L'Explication Prémisse
Cet article dit simplement que les employeurs doivent contribuer au développement de la formation professionnelle et de l’apprentissage, soit en payant directement des formations pour leurs salariés, soit en versant plusieurs contributions légales (la « contribution unique » pour la formation et l’alternance, une contribution supplémentaire pour l’apprentissage, une contribution pour alimenter le compte personnel de formation des salariés en CDD, etc.). Il précise aussi que certaines structures publiques ou les entreprises sans établissement en France ne sont pas soumises à ces obligations.
Une PME de 50 salariés en Île‑de‑France : elle prend en charge directement un stage de montée en compétences pour trois salariés ; chaque mois elle verse la contribution unique via la déclaration sociale (qui finance la formation et l’alternance au niveau national/régional) ; lorsqu’elle embauche un apprenti elle paie la contribution supplémentaire à l’apprentissage prévue par la loi ; et pour ses salariés en CDD elle verse la contribution dédiée au financement du compte personnel de formation. Si une branche professionnelle l’exige via un accord national, l’entreprise peut aussi verser des contributions additionnelles prévues par cet accord.
- Les employeurs participent à la formation professionnelle soit en finançant directement les actions de formation, soit en versant des contributions obligatoires.
- Les contributions listées sont : la contribution unique (formation professionnelle et alternance), la contribution supplémentaire à l’apprentissage, la contribution dédiée au financement du CPF pour les titulaires de CDD, et éventuellement des contributions supplémentaires prévues par un accord professionnel national.

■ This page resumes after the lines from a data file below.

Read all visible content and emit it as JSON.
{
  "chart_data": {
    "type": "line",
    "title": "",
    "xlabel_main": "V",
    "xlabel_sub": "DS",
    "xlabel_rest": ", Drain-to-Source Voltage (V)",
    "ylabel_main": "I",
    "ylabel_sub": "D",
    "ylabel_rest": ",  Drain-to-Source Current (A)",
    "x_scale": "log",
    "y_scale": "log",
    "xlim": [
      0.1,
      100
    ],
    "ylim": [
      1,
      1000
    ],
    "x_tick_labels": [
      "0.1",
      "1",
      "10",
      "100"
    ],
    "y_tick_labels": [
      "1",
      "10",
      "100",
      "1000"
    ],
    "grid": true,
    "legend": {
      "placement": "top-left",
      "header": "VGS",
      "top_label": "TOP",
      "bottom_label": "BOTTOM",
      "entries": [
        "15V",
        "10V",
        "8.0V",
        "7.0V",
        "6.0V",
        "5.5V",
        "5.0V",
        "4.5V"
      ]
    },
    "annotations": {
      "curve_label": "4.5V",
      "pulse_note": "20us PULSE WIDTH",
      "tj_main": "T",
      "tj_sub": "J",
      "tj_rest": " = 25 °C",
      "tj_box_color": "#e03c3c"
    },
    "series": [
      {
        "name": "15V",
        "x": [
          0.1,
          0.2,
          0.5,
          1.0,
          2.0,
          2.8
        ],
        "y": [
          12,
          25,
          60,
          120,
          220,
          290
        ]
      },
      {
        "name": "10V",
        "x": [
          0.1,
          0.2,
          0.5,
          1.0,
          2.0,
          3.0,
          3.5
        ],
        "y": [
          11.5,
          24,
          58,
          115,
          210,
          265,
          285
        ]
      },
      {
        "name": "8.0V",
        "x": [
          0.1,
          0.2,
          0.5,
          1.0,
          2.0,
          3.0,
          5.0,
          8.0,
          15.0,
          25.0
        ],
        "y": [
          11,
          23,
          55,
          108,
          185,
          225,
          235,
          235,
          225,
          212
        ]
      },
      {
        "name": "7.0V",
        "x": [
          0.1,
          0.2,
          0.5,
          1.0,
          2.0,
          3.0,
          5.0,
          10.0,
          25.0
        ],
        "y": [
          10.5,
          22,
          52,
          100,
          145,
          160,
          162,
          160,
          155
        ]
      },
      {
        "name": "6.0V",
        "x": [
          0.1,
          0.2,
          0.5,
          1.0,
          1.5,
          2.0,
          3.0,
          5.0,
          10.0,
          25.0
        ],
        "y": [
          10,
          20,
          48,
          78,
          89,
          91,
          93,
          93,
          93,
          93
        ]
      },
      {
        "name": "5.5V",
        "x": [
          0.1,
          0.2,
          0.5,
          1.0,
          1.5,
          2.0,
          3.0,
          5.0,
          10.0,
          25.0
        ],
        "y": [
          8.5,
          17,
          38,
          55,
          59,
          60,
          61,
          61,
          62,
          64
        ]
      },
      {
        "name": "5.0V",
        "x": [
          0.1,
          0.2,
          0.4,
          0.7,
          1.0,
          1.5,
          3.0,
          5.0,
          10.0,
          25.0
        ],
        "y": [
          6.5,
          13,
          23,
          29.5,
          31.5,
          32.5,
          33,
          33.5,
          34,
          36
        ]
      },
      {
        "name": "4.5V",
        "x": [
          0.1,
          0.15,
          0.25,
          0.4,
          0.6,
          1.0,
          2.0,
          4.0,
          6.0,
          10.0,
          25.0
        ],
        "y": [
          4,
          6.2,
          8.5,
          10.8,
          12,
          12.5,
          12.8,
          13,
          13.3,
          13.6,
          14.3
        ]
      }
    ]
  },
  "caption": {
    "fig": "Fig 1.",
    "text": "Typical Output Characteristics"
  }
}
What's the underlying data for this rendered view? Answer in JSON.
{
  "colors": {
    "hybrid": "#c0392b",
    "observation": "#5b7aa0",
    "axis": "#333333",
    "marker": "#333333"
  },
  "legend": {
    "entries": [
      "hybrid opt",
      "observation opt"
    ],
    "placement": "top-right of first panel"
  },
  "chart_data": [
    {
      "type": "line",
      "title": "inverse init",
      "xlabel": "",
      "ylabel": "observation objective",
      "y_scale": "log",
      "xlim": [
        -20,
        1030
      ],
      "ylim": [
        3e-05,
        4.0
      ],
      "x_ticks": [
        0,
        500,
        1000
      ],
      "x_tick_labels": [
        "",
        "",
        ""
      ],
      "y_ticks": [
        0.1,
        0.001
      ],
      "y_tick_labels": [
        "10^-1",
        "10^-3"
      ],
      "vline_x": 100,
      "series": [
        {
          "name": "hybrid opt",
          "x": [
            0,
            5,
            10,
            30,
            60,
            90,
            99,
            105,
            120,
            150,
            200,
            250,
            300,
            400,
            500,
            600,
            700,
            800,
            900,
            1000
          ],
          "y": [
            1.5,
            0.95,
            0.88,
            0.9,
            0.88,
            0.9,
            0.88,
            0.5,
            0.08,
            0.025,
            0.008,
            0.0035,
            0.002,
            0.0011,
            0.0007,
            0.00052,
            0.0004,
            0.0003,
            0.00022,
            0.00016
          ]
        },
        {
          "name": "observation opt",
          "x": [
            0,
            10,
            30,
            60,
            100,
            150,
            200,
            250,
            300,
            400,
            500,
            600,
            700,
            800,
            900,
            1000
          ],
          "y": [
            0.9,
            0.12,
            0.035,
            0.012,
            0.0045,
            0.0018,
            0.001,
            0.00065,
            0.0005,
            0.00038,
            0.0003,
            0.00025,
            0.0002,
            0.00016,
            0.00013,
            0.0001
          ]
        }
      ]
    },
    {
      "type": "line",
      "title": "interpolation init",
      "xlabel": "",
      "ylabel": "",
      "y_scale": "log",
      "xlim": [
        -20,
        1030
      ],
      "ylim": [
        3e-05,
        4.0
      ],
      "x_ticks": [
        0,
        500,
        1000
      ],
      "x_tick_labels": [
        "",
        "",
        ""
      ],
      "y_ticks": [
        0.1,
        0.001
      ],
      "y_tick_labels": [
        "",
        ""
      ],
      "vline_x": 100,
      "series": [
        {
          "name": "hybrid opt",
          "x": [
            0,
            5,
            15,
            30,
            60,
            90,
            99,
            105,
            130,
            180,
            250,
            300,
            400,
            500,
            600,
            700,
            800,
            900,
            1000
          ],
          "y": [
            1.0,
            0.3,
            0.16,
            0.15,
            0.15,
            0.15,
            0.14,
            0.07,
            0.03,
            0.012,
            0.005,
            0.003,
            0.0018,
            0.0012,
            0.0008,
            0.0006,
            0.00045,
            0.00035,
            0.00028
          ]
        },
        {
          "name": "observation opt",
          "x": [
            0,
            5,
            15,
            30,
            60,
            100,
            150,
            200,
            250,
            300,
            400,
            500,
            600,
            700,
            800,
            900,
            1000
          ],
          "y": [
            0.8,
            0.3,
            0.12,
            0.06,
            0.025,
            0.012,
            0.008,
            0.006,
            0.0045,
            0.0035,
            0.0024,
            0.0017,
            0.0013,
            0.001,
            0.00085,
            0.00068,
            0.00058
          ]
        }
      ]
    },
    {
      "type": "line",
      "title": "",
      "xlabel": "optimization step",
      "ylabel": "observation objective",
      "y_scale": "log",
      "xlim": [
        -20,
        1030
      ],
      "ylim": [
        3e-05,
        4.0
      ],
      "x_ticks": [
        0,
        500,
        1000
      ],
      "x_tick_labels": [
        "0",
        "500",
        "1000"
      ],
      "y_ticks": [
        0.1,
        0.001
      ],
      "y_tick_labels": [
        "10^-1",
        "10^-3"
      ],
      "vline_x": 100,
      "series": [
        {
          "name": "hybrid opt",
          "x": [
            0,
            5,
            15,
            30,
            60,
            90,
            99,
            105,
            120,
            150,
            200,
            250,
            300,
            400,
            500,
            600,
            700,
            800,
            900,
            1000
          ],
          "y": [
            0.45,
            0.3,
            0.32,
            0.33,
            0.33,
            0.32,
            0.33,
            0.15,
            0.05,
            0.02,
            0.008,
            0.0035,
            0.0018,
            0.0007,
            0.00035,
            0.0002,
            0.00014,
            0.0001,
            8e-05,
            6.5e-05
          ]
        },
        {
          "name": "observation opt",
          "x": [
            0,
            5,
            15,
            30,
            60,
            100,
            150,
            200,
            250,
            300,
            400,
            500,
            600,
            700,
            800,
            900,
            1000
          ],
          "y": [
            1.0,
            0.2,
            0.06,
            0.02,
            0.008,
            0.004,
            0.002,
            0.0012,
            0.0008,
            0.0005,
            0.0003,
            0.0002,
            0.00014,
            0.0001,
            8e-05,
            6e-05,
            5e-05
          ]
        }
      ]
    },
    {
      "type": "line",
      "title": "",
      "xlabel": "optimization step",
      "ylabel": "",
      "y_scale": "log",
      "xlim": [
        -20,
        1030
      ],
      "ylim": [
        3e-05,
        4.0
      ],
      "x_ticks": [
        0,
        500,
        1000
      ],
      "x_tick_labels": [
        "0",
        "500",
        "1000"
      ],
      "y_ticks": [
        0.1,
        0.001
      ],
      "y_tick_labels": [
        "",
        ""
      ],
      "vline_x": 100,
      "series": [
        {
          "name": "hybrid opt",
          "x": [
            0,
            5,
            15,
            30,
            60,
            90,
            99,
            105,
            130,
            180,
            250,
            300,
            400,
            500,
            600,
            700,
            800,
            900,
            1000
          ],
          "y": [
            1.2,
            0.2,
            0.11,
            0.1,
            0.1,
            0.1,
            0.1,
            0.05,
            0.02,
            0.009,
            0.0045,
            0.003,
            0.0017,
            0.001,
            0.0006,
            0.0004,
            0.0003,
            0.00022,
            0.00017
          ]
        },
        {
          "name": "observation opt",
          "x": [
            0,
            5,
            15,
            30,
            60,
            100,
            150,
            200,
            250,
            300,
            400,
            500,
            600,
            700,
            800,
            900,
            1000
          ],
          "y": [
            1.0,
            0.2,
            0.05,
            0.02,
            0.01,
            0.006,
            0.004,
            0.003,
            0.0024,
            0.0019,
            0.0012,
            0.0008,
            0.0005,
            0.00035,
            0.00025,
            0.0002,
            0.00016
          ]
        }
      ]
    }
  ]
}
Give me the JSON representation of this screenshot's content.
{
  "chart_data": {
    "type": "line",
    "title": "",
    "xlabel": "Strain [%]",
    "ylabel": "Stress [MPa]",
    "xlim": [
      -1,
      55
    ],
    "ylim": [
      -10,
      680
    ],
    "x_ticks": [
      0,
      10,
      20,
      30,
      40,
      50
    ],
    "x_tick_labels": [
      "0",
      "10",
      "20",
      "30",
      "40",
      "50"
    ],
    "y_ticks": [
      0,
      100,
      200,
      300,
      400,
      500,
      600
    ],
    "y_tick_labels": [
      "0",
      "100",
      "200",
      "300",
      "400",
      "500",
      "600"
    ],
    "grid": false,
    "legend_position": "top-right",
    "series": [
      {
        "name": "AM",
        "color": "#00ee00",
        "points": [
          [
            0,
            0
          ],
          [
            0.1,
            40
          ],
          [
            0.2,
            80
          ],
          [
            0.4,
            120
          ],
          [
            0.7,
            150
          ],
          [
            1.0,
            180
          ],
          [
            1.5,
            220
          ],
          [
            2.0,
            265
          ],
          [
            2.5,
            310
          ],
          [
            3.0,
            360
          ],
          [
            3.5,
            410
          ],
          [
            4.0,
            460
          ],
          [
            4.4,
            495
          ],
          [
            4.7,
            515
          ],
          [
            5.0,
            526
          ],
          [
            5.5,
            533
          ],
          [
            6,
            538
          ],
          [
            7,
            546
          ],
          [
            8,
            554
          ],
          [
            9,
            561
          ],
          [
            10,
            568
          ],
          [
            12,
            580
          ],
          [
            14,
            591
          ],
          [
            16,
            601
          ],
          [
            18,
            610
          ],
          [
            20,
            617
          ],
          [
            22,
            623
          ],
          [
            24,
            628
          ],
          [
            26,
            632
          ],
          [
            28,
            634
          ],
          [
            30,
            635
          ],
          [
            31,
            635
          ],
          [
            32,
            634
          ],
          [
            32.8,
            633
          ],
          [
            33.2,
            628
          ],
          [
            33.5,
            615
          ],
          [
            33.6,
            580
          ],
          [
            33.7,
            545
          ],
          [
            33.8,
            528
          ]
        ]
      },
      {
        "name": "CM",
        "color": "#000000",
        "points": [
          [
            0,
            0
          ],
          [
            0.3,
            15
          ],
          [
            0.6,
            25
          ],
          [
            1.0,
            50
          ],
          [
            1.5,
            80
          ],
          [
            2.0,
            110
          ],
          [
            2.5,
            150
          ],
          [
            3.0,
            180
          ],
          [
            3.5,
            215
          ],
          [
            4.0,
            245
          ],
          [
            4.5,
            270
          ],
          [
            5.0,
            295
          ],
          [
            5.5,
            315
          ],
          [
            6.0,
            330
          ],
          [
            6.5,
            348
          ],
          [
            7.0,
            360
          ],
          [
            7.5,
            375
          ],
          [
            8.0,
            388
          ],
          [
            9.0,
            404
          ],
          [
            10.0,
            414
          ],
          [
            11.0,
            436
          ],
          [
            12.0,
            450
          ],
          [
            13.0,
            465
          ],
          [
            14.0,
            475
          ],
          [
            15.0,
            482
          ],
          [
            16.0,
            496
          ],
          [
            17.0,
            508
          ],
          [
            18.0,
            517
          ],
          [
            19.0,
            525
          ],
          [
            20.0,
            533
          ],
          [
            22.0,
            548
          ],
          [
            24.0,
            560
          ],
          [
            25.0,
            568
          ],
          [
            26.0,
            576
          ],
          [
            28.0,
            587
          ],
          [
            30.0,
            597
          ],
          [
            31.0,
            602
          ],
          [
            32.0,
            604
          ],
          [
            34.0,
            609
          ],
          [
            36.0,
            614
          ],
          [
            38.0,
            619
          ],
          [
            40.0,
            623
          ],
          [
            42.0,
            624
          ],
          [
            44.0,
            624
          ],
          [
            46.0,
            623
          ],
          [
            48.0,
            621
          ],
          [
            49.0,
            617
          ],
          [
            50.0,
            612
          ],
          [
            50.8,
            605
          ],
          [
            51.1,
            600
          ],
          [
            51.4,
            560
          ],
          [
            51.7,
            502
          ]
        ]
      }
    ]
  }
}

- Le versement peut être opéré via les modalités prévues par la réglementation (ex. déclaration sociale/DSN) et alimente les dispositifs nationaux et paritaires (OPCO, fonds, CPF, etc.).
- L’article renvoie à d’autres dispositions (L.6131‑2, L.6242‑1, L.6331‑6, L.6332‑1‑2) qui définissent les modalités et les taux de ces contributions.
- La présence d’une obligation de financement direct n’exclut pas l’obligation de verser les contributions légales : les deux peuvent coexister.
- Des accords professionnels nationaux peuvent prévoir des contributions supplémentaires destinées au développement de la formation continue.
- Le II énumère des employeurs exonérés : l’État, certains établissements publics hospitaliers/socials/médico‑sociaux, certains groupements de coopération sanitaire ou médico‑sociale, les collectivités territoriales et leurs EPA, et les employeurs sans établissement en France.
- Le non‑respect de ces obligations peut entraîner des redressements et sanctions administratives ou financières selon les règles applicables (contrôle URSSAF/autorités compétentes).